Hakikat şudur ki, Allah Teâla yüce hikmeti ve güzel yaratışı gereği, kullarını imtihana tabi tutmuş, onlardan büyük şeyler istemiş, bunların anahtarını ise küçük amellerde gizlemiştir. Bu ulaştırıcı şeyleri küçük sayıp da, gevşeklik gösteren kimseler, kendilerinden istenilen amaca ulaşmaktan geri kalırlar. Bu ise, onlar için en büyük acılardan biri olur. Fakat bu küçük vasıtalara sarılan kimseler, o büyük ve sevilen, genel amaca da ulaşırlar.  Bu ise, onlar için büyük bir saadet vesilesi olur.

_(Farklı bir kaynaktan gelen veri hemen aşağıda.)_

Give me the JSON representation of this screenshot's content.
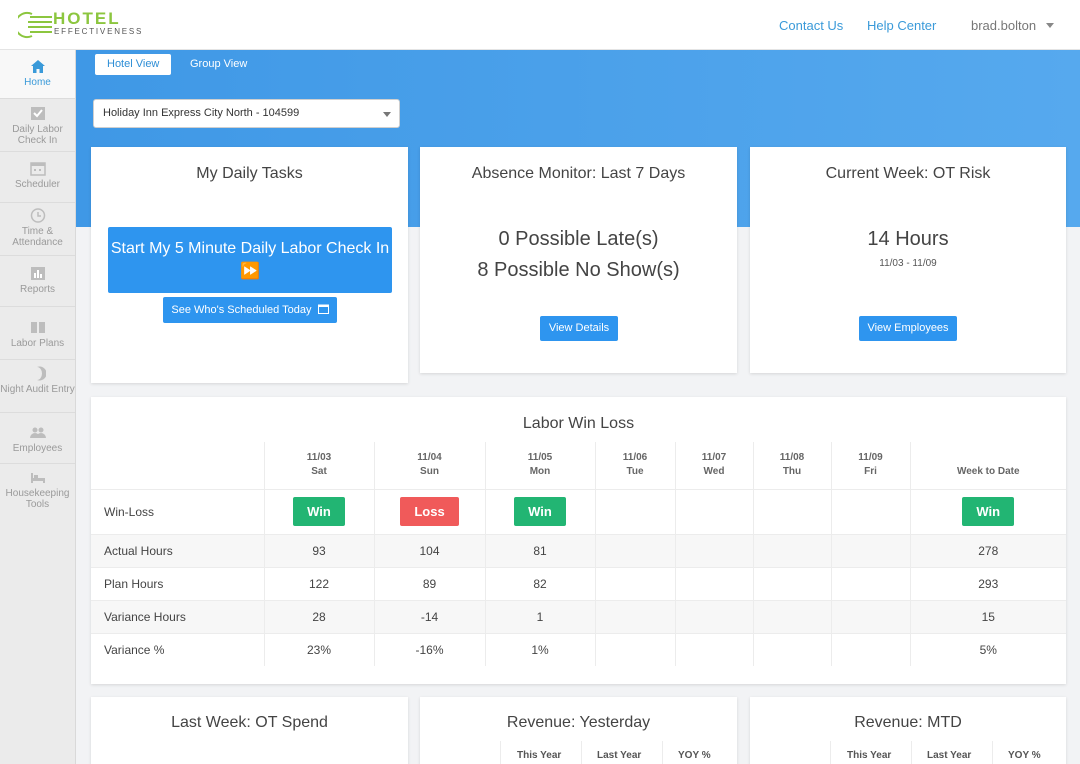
{
  "brand": {
    "line1": "HOTEL",
    "line2": "EFFECTIVENESS",
    "color": "#8cc63f"
  },
  "header": {
    "contact": "Contact Us",
    "help": "Help Center",
    "user": "brad.bolton"
  },
  "sidebar": {
    "items": [
      {
        "label": "Home",
        "icon": "home-icon"
      },
      {
        "label": "Daily Labor Check In",
        "icon": "checkbox-icon"
      },
      {
        "label": "Scheduler",
        "icon": "calendar-icon"
      },
      {
        "label": "Time & Attendance",
        "icon": "clock-icon"
      },
      {
        "label": "Reports",
        "icon": "bar-chart-icon"
      },
      {
        "label": "Labor Plans",
        "icon": "book-icon"
      },
      {
        "label": "Night Audit Entry",
        "icon": "moon-icon"
      },
      {
        "label": "Employees",
        "icon": "people-icon"
      },
      {
        "label": "Housekeeping Tools",
        "icon": "bed-icon"
      }
    ]
  },
  "view_tabs": {
    "hotel": "Hotel View",
    "group": "Group View"
  },
  "hotel_select": {
    "value": "Holiday Inn Express City North - 104599"
  },
  "tasks": {
    "title": "My Daily Tasks",
    "start_button": "Start My 5 Minute Daily Labor Check In ⏩",
    "scheduled_button": "See Who's Scheduled Today"
  },
  "absence": {
    "title": "Absence Monitor: Last 7 Days",
    "late": "0 Possible Late(s)",
    "noshow": "8 Possible No Show(s)",
    "button": "View Details"
  },
  "ot_risk": {
    "title": "Current Week: OT Risk",
    "hours": "14 Hours",
    "range": "11/03 - 11/09",
    "button": "View Employees"
  },
  "win_loss": {
    "title": "Labor Win Loss",
    "columns": [
      {
        "date": "11/03",
        "day": "Sat"
      },
      {
        "date": "11/04",
        "day": "Sun"
      },
      {
        "date": "11/05",
        "day": "Mon"
      },
      {
        "date": "11/06",
        "day": "Tue"
      },
      {
        "date": "11/07",
        "day": "Wed"
      },
      {
        "date": "11/08",
        "day": "Thu"
      },
      {
        "date": "11/09",
        "day": "Fri"
      },
      {
        "date": "",
        "day": "Week to Date"
      }
    ],
    "win_label": "Win-Loss",
    "results": [
      "Win",
      "Loss",
      "Win",
      "",
      "",
      "",
      "",
      "Win"
    ],
    "rows": [
      {
        "label": "Actual Hours",
        "values": [
          "93",
          "104",
          "81",
          "",
          "",
          "",
          "",
          "278"
        ]
      },
      {
        "label": "Plan Hours",
        "values": [
          "122",
          "89",
          "82",
          "",
          "",
          "",
          "",
          "293"
        ]
      },
      {
        "label": "Variance Hours",
        "values": [
          "28",
          "-14",
          "1",
          "",
          "",
          "",
          "",
          "15"
        ]
      },
      {
        "label": "Variance %",
        "values": [
          "23%",
          "-16%",
          "1%",
          "",
          "",
          "",
          "",
          "5%"
        ]
      }
    ],
    "colors": {
      "win": "#22b573",
      "loss": "#f05a5a"
    }
  },
  "bottom": {
    "ot_spend_title": "Last Week: OT Spend",
    "rev_yesterday_title": "Revenue: Yesterday",
    "rev_mtd_title": "Revenue: MTD",
    "cols": [
      "This Year",
      "Last Year",
      "YOY %"
    ]
  },
  "colors": {
    "accent": "#2e95ef",
    "link": "#3a9ad9"
  }
}
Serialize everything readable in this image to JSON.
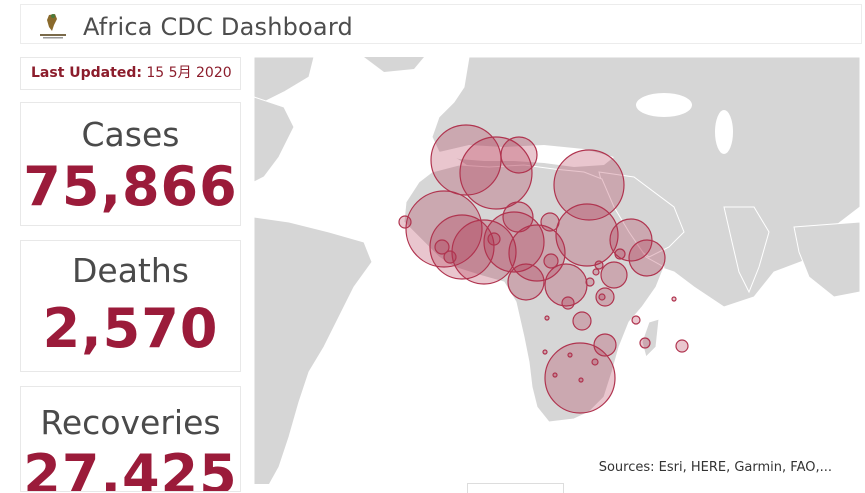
{
  "header": {
    "title": "Africa CDC Dashboard",
    "logo_icon": "africa-cdc-logo-icon"
  },
  "last_updated": {
    "label": "Last Updated:",
    "value": "15 5月 2020"
  },
  "stats": {
    "cases": {
      "title": "Cases",
      "value": "75,866"
    },
    "deaths": {
      "title": "Deaths",
      "value": "2,570"
    },
    "recoveries": {
      "title": "Recoveries",
      "value": "27,425"
    }
  },
  "map": {
    "attribution": "Sources: Esri, HERE, Garmin, FAO,...",
    "land_color": "#d6d6d6",
    "bubble_color": "#b0344f"
  }
}
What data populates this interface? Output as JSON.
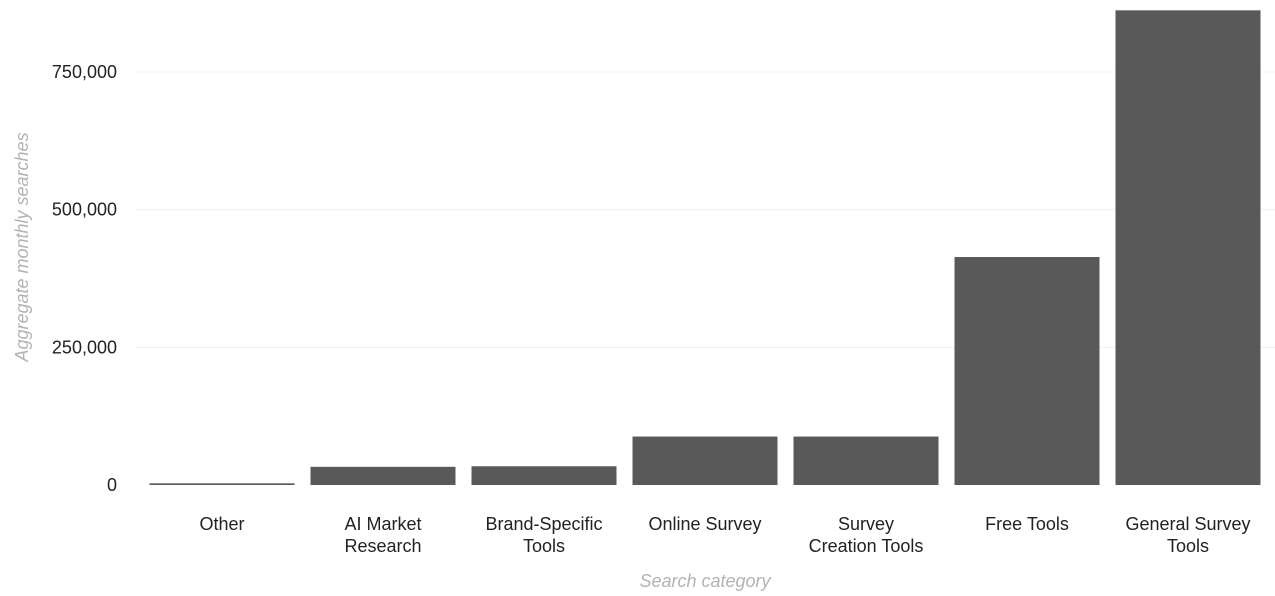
{
  "chart_data": {
    "type": "bar",
    "title": "",
    "xlabel": "Search category",
    "ylabel": "Aggregate monthly searches",
    "categories": [
      [
        "Other"
      ],
      [
        "AI Market",
        "Research"
      ],
      [
        "Brand-Specific",
        "Tools"
      ],
      [
        "Online Survey"
      ],
      [
        "Survey",
        "Creation Tools"
      ],
      [
        "Free Tools"
      ],
      [
        "General Survey",
        "Tools"
      ]
    ],
    "values": [
      3000,
      33000,
      34000,
      88000,
      88000,
      414000,
      862000
    ],
    "ylim": [
      0,
      862000
    ],
    "yticks": [
      0,
      250000,
      500000,
      750000
    ],
    "ytick_labels": [
      "0",
      "250,000",
      "500,000",
      "750,000"
    ],
    "grid": "horizontal",
    "colors": {
      "bar": "#595959",
      "grid": "#f0f0f0",
      "text": "#222222",
      "axis_title": "#b3b3b3"
    }
  }
}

Bu açık hikmetleri, biraz tefekkür edip de düşündüğümüz zaman! Hak Teâla'nın yaratıklarına nasıl da açık bir delil ikram ettiğini ve onlara sayısız nimetleri indirdiğini görürüz. Nasıl da bu küçük şeylerle onları, o yüce makamlara ulaştırmıştır! Buna rağmen; halkın kendilerini nasıl da ebedi helaka ve acı azaba attıklarına bak. Oysa, bazı küçük şeyleri yapmak onları kurtarabilirdi. Bu hikmeti, Ehl-i Beyt'ten nakledilen "Rızkın azını azımsayan, çoğundan da mahrum kalır." hadisinden anlıyoruz. Bütün belalar ve musibetlerin başlangıcı, küçüğü küçümsemek ve azı azımsamaktır. Buna karşılık hadisten de anlaşıldığı gibi, rızkın azını azımsamayan çoğundan da mahrum olmaz. Sonra, eğer bu manayı iyice düşünecek olursak, konuyu açığa kavuşturan diğer misalleri de bulabiliriz. Şüphesiz; sayısız Ehl-i Beyt hadisleri de buna şahittir. Örneğin: "Günahların küçüğünden korkunuz." Hakeza "Hiçbir itaati küçümsemeyin, belki Allah'ın rızası onda olur; ve hiçbir günahı küçümsemeyin, belki Allah'ın gazabı onda olur." Bu vb. birçok hadisler hidayet talibi olanlara, şeriat-ı Muhammedi'nin, Allah Teâla'nın izniyle en yüce ve sevilen amaçlara ulaştıran küçük ve kolay hükümler üzerine kurulmuş olduğunu açıklamakta yeterlidir sanıyoruz. Hak Teâla bir hadis-i kutside: "Bana bir karış yaklaşana, ben bir adım yaklaşırım." diye buyurması da konuyu daha bir açıklığa kavuşturmaktadır. Hak Teâla, kendisine yaklaşana, yaklaştığına ve sırt çevirene çağrıda bulunduğuna göre; O'na yönelip kapısını çalana nasıl davranır. Bu konuda Hz. İmam Zeynu’l-Abidin'in (a.s) Seher duasındaki:

"Sana kavuşmak için hareket eden şahsın yolu kısa mesafelidir. İnsanların dünyevi arzuları (ya da "Kötü amelleri") engel olmazsa, sen onlara gizli kalmazsın."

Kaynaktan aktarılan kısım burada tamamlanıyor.